Eine freundlich wirkende Frau im blauen Kittel saß hinter der Empfangstheke. »Ach ja, Detective Superintendent Grace, man hat mich schon angerufen.« Sie deutete einen gelb gestrichenen Flur entlang. »Zimmer sieben. Vierte Tür links.«

Grace war zu aufgewühlt, um mehr als ein Dankeschön zu murmeln.

10

DER VERKEHR auf der Portland Road staute sich jetzt in beide Richtungen. Phil Davidson zog Chirurgenhandschuhe an und wappnete sich innerlich für die bevorstehende Aufgabe.

Vor ihnen stand ein Lastwagen mit offener Fahrertür. Mehrere Menschen hatten sich am Heck versammelt. Einer machte Fotos mit dem Handy. Auf der anderen Straßenseite war ein schwarzes Audi Cabrio in ein Café gerast. Auch hier stand die Fahrertür offen, und daneben sah Vicky eine Frau, die wie betäubt vor sich hin starrte. Es waren noch keine anderen Einsatzfahrzeuge vor Ort.
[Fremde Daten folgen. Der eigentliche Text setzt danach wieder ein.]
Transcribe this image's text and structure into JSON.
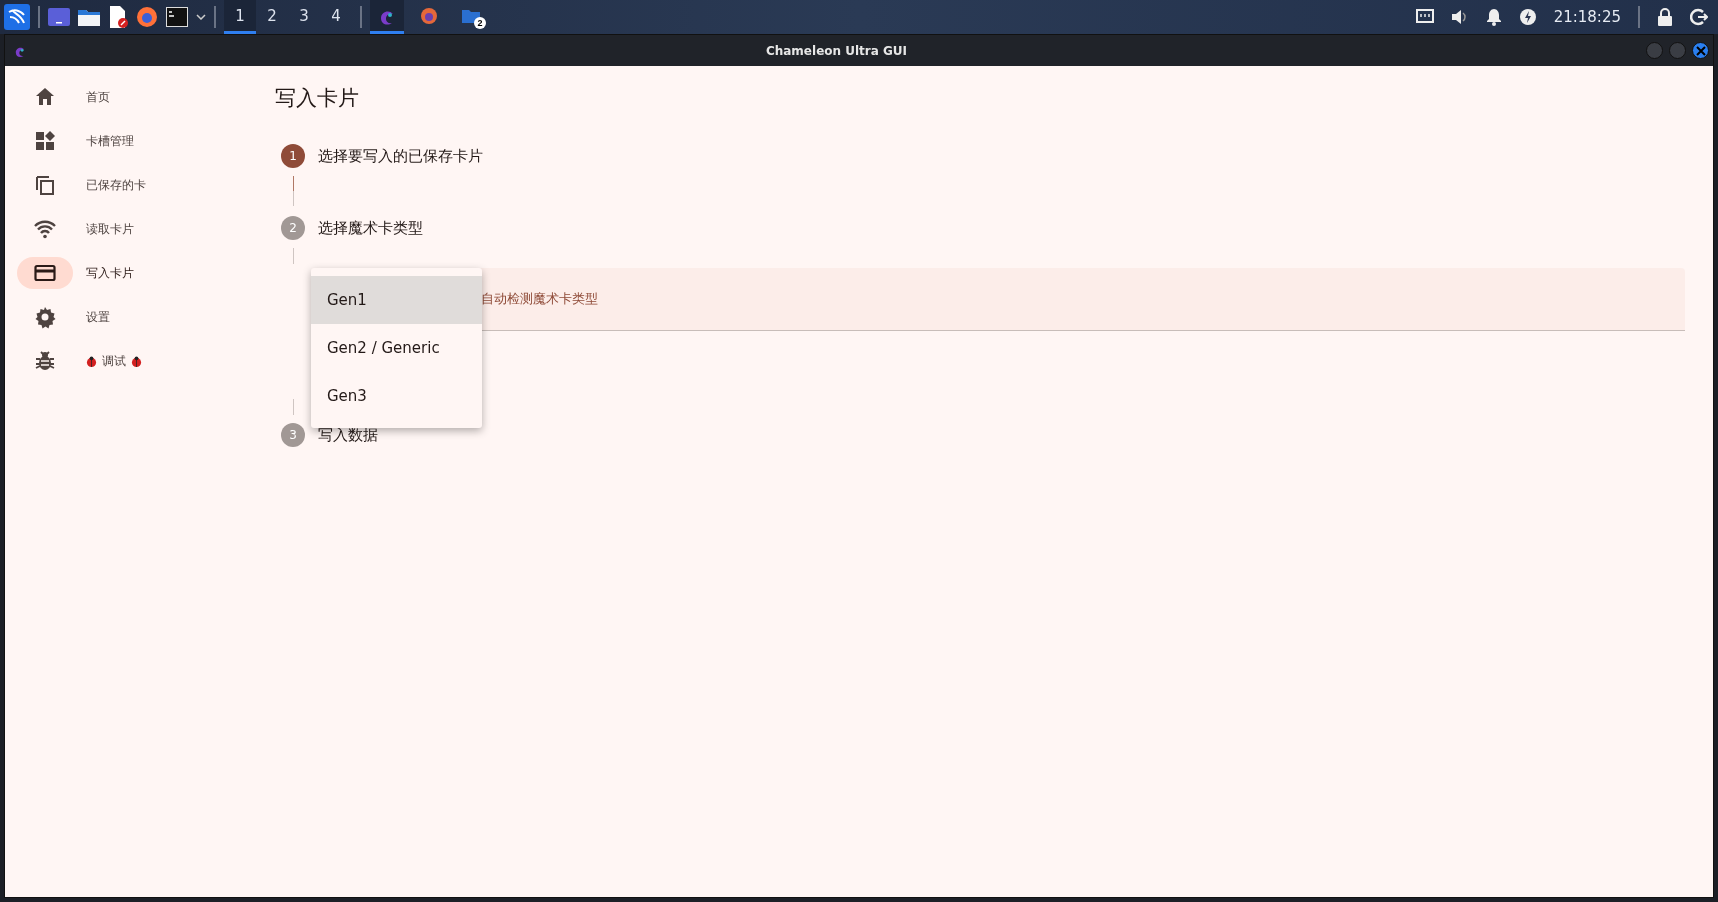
{
  "taskbar": {
    "workspaces": [
      {
        "label": "1",
        "selected": true
      },
      {
        "label": "2",
        "selected": false
      },
      {
        "label": "3",
        "selected": false
      },
      {
        "label": "4",
        "selected": false
      }
    ],
    "tasks": [
      {
        "kind": "chameleon",
        "selected": true
      },
      {
        "kind": "browser",
        "selected": false
      },
      {
        "kind": "folder",
        "selected": false,
        "badge": "2"
      }
    ],
    "clock": "21:18:25"
  },
  "window": {
    "title": "Chameleon Ultra GUI"
  },
  "sidebar": {
    "items": [
      {
        "kind": "home",
        "label": "首页",
        "selected": false
      },
      {
        "kind": "dashboard",
        "label": "卡槽管理",
        "selected": false
      },
      {
        "kind": "copy",
        "label": "已保存的卡",
        "selected": false
      },
      {
        "kind": "wifi",
        "label": "读取卡片",
        "selected": false
      },
      {
        "kind": "card",
        "label": "写入卡片",
        "selected": true
      },
      {
        "kind": "gear",
        "label": "设置",
        "selected": false
      },
      {
        "kind": "bug",
        "label": "调试",
        "selected": false,
        "bug_marks": true
      }
    ]
  },
  "page": {
    "title": "写入卡片",
    "steps": [
      {
        "number": "1",
        "label": "选择要写入的已保存卡片",
        "active": true
      },
      {
        "number": "2",
        "label": "选择魔术卡类型",
        "active": false,
        "field": {
          "value": "自动检测魔术卡类型"
        },
        "menu": {
          "items": [
            {
              "label": "Gen1",
              "selected": true
            },
            {
              "label": "Gen2 / Generic",
              "selected": false
            },
            {
              "label": "Gen3",
              "selected": false
            }
          ]
        }
      },
      {
        "number": "3",
        "label": "写入数据",
        "active": false
      }
    ]
  }
}
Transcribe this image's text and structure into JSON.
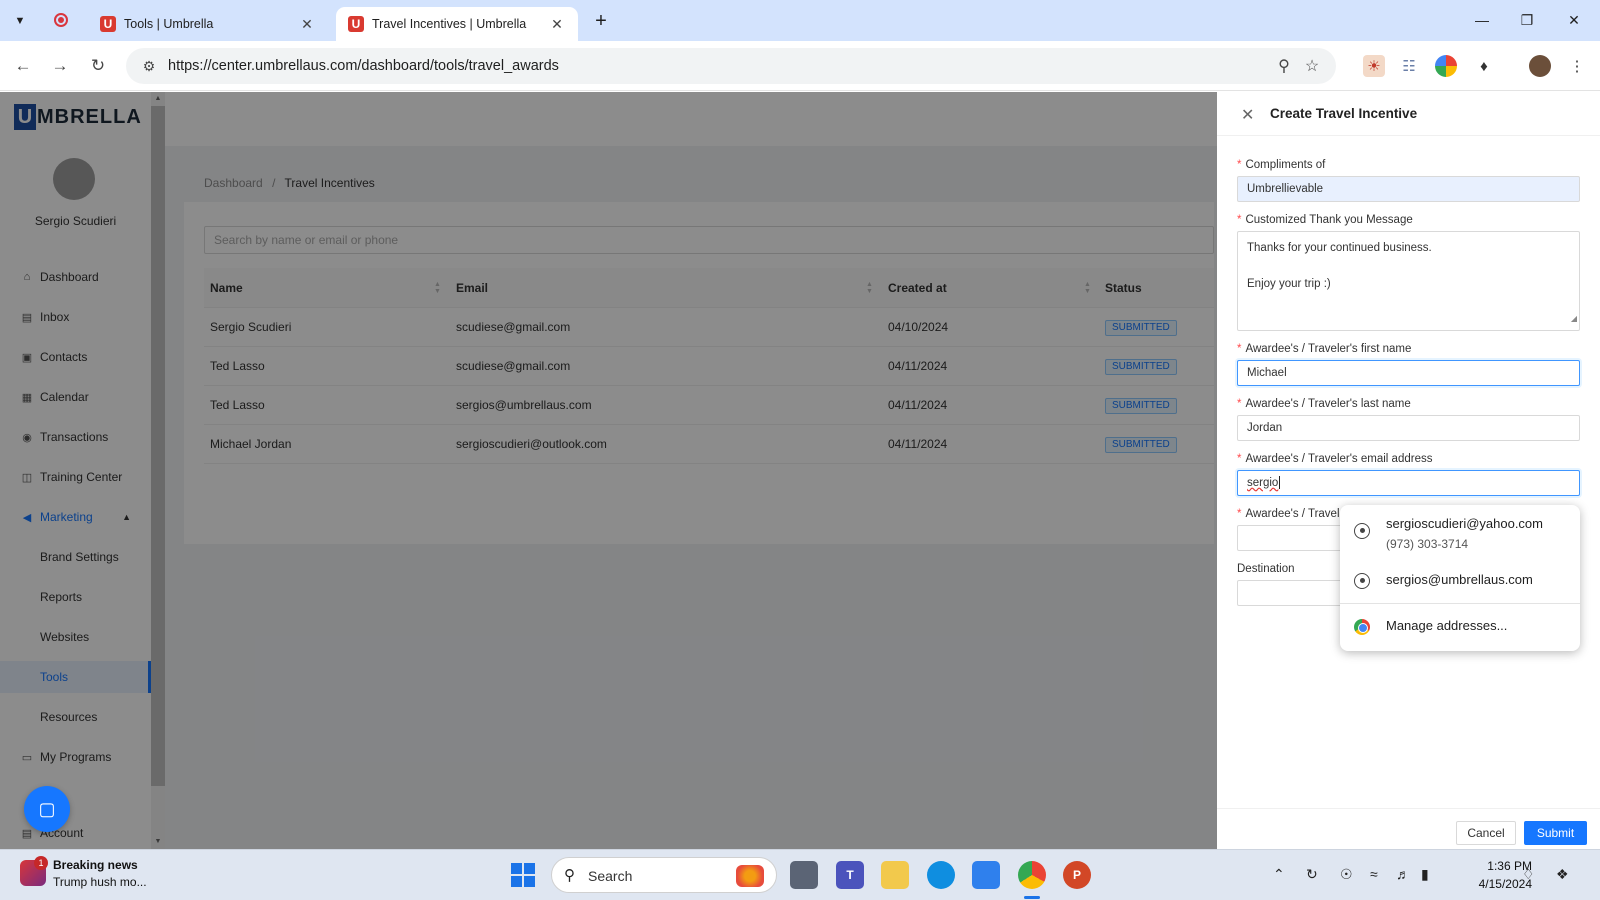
{
  "browser": {
    "tabs": [
      {
        "title": "Tools | Umbrella",
        "active": false
      },
      {
        "title": "Travel Incentives | Umbrella",
        "active": true
      }
    ],
    "url": "https://center.umbrellaus.com/dashboard/tools/travel_awards"
  },
  "sidebar": {
    "logo_letter": "U",
    "logo_text": "MBRELLA",
    "user_name": "Sergio Scudieri",
    "items": [
      {
        "label": "Dashboard",
        "icon": "home-icon"
      },
      {
        "label": "Inbox",
        "icon": "inbox-icon"
      },
      {
        "label": "Contacts",
        "icon": "contacts-icon"
      },
      {
        "label": "Calendar",
        "icon": "calendar-icon"
      },
      {
        "label": "Transactions",
        "icon": "transactions-icon"
      },
      {
        "label": "Training Center",
        "icon": "training-icon"
      },
      {
        "label": "Marketing",
        "icon": "megaphone-icon"
      },
      {
        "label": "Brand Settings"
      },
      {
        "label": "Reports"
      },
      {
        "label": "Websites"
      },
      {
        "label": "Tools"
      },
      {
        "label": "Resources"
      },
      {
        "label": "My Programs",
        "icon": "programs-icon"
      },
      {
        "label": "Account",
        "icon": "account-icon"
      }
    ],
    "active_item": "Tools"
  },
  "breadcrumb": {
    "root": "Dashboard",
    "separator": "/",
    "current": "Travel Incentives"
  },
  "search": {
    "placeholder": "Search by name or email or phone"
  },
  "table": {
    "columns": [
      "Name",
      "Email",
      "Created at",
      "Status"
    ],
    "rows": [
      {
        "name": "Sergio Scudieri",
        "email": "scudiese@gmail.com",
        "created": "04/10/2024",
        "status": "SUBMITTED"
      },
      {
        "name": "Ted Lasso",
        "email": "scudiese@gmail.com",
        "created": "04/11/2024",
        "status": "SUBMITTED"
      },
      {
        "name": "Ted Lasso",
        "email": "sergios@umbrellaus.com",
        "created": "04/11/2024",
        "status": "SUBMITTED"
      },
      {
        "name": "Michael Jordan",
        "email": "sergioscudieri@outlook.com",
        "created": "04/11/2024",
        "status": "SUBMITTED"
      }
    ]
  },
  "drawer": {
    "title": "Create Travel Incentive",
    "fields": {
      "compliments_label": "Compliments of",
      "compliments_value": "Umbrellievable",
      "message_label": "Customized Thank you Message",
      "message_value": "Thanks for your continued business.\n\nEnjoy your trip :)",
      "first_name_label": "Awardee's / Traveler's first name",
      "first_name_value": "Michael",
      "last_name_label": "Awardee's / Traveler's last name",
      "last_name_value": "Jordan",
      "email_label": "Awardee's / Traveler's email address",
      "email_value": "sergio",
      "phone_label": "Awardee's / Travel",
      "destination_label": "Destination"
    },
    "cancel_label": "Cancel",
    "submit_label": "Submit"
  },
  "autofill": {
    "suggestions": [
      {
        "email": "sergioscudieri@yahoo.com",
        "phone": "(973) 303-3714"
      },
      {
        "email": "sergios@umbrellaus.com"
      }
    ],
    "manage_label": "Manage addresses..."
  },
  "taskbar": {
    "news_title": "Breaking news",
    "news_subtitle": "Trump hush mo...",
    "news_badge": "1",
    "search_label": "Search",
    "time": "1:36 PM",
    "date": "4/15/2024"
  },
  "colors": {
    "primary": "#1677ff",
    "brand": "#1e4fa3",
    "tab_strip": "#d3e3fd",
    "favicon": "#d93a30"
  }
}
Vicky steuerte den Krankenwagen an der Autoschlange vorbei, wobei sie auf der falschen Straßenseite fuhr und konzentriert nach Fahrzeugen Ausschau hielt, die sie vielleicht überhört hatten. Dann bremste sie ab, schaltete die Sirene aus und hielt vor dem Lastwagen an. Ihr Magen verkrampfte sich, ihr Mund war plötzlich trocken.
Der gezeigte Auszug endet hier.